Monitoring parameters

LDFS allows you to use customized parameters to monitor the status of the instance. You can configure these parameter to record the status of the drivers and executors in job logs.

Parameter	Description	Default value
spark.monitor.cmd	The command group for job monitoring. Separate multiple commands with semicolons (;). The commands specified by this parameter are executed in sequence at regular intervals. The execution results of the commands are recorded in job logs. Sample monitoring commands: Monitor the system status: top -b -n 1, vmstat. Monitor the memory status: free -m. Monitor the I/O status: iostat -d -x -c -k. Monitor the disk status: df -h. Monitor the network status: sar -n DEV 1 1, netstat. Sample statements: Configure a single monitoring command: `"spark.monitor.cmd": "top -b -n 1"` Configure multiple monitoring commands: `"spark.monitor.cmd": "top -b -n 1; vmstat; free -m; iostat -d -x -c -k; df -h; sar -n DEV 1 1; netstat"` Important If you use Beeline or JDBC to submit a job, this parameter cannot be configured.	None
spark.monitor.interval	The interval at which the commands in the group are executed. Unit: seconds. The commands specified by the spark.monitor.cmd parameter are executed at the interval specified by this parameter.	60
spark.monitor.timeout	The timeout period for the monitoring commands. Unit: seconds. If the execution time of a monitoring command in the command group specified by the spark.monitor.cmd parameter exceeds the specified timeout period, the command is skipped and the subsequent commands are executed. This way, monitoring information can be recorded in logs without being blocked.	2

Parameters related to open source Spark

For more information about parameters related to open source Spark, see Spark Configuration.

Configuration method

When you submit jobs to LDPS, you can configure customized resource parameters. The configuration method varies with the method that you use to submit jobs.

Beeline

You can specify the configuration method by modifying the conf/beeline.conf configuration file in the Spark package where the Beeline command line tool is located. For more information, see Getting started.

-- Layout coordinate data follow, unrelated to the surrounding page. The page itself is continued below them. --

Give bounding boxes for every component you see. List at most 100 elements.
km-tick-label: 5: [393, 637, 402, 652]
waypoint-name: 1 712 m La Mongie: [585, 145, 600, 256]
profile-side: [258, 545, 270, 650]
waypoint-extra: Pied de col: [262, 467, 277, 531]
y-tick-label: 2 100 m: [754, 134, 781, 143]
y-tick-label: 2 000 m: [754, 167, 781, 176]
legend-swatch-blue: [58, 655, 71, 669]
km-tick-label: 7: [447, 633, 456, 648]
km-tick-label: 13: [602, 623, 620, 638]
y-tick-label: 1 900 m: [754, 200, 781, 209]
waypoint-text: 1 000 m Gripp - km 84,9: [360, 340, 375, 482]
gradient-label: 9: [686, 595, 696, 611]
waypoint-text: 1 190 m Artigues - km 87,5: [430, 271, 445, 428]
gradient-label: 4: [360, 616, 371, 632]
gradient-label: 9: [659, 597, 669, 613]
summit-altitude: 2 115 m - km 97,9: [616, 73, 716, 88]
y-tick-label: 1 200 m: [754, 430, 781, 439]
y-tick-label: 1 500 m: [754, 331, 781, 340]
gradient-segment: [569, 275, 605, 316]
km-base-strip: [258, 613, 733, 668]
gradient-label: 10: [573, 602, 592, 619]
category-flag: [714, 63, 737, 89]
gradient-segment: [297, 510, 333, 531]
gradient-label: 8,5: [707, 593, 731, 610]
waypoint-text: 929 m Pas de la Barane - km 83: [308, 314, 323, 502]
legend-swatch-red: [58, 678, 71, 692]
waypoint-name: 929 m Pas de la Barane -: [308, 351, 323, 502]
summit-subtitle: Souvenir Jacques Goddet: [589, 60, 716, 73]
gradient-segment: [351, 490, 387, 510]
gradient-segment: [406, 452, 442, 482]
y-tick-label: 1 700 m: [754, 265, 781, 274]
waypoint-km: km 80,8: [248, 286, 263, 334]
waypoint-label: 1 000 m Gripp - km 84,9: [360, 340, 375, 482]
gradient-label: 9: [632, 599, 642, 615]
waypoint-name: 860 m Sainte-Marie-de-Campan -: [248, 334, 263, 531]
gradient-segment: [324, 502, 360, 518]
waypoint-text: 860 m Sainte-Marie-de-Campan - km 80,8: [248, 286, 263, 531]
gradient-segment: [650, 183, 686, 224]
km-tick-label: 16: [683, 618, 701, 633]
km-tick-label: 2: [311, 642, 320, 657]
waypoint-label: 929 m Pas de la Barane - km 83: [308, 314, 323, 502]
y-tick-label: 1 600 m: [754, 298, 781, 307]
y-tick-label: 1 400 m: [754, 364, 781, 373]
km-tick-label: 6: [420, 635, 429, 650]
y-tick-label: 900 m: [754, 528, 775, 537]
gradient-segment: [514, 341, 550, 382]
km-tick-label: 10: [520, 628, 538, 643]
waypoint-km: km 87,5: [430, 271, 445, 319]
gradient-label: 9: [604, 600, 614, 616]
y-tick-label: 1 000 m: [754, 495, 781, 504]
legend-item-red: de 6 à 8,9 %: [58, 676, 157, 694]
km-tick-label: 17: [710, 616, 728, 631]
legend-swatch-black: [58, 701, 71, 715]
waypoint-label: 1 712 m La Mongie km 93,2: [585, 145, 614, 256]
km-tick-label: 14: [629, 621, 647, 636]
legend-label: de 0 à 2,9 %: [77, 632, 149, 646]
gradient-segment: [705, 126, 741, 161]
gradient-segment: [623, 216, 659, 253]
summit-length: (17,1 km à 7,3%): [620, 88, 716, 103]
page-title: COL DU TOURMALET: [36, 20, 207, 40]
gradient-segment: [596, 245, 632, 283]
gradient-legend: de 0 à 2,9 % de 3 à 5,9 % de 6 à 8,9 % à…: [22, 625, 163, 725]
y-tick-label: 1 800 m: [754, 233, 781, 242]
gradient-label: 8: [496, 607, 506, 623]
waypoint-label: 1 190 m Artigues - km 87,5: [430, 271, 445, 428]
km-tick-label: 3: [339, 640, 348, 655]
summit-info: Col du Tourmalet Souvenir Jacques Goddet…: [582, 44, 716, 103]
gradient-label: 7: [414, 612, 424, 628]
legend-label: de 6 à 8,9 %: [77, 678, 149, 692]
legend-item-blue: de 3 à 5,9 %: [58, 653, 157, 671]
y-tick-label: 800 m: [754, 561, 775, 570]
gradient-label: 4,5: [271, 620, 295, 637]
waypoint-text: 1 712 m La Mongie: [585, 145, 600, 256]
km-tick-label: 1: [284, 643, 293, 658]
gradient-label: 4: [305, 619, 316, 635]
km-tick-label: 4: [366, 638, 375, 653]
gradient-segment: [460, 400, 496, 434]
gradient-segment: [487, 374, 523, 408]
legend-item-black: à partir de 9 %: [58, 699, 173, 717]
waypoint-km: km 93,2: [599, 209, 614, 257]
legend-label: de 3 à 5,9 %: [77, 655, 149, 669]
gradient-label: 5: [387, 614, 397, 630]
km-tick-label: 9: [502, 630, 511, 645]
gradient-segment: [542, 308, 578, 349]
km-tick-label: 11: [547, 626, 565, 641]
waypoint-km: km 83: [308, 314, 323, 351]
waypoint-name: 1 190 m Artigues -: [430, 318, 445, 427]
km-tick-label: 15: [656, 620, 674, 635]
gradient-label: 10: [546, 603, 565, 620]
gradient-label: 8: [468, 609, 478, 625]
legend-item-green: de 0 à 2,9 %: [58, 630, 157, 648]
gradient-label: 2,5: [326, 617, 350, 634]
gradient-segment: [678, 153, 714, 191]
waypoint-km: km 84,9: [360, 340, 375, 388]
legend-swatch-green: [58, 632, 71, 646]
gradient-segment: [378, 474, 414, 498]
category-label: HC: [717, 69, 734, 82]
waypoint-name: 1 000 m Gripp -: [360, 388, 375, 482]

The following code shows a sample configuration file:

# Endpoint of Lindorm Compute Engine, e.g. jdbc:hive2://123.456.XX.XX:10009/;?token=bb8a15-jaksdj-sdfjsd-ak****
endpoint=jdbc:hive2://ld-bp13ez23egd123****-proxy-ldps-pub.lindorm.aliyuncs.com:10009/;?token=jfjwi2453-fe39-cmkfe-afc9-01eek2j5****

# Username for connection, by default root.
user=root

# Password for connection, by default root.
password=root

# Whether to share Spark resource between different sessions, by default true.
shareResource=false

# Normal Spark configurations
spark.dynamicAllocation.enabled=true
spark.dynamicAllocation.minExecutors=3

JDBC

You can configure parameters by using the JDBC connection string. For more information about the JDBC URL, see Use JDBC in application development.

For example, you can use a JDBC connection string to set the default number of Spark shuffle partitions to 2 and the memory space used by the executor to 8 GB.

jdbc:hive2://${host}:${port}/;?token=${token};spark.executor.memory=8g;spark.sql.shuffle.partitions=2

JAR

You can configure parameters for a Java job based on a job content template when you submit the Java job in the Lindorm console. For more information, see Manage jobs in the Lindorm console.
When you use DMS to submit a Java job, you can configure customized parameters for the job in the Job configuration section of the job node page. For more information, see Use DMS to manage jobs.

Python

You can configure parameters for a Python job based on a job content template when you submit the Java job in the Lindorm console. For more information, see Manage jobs in the Lindorm console.
When you use DMS to submit a Python job, you can configure customized parameters for the job in the Job configuration section of the job node page. For more information, see Use DMS to manage jobs.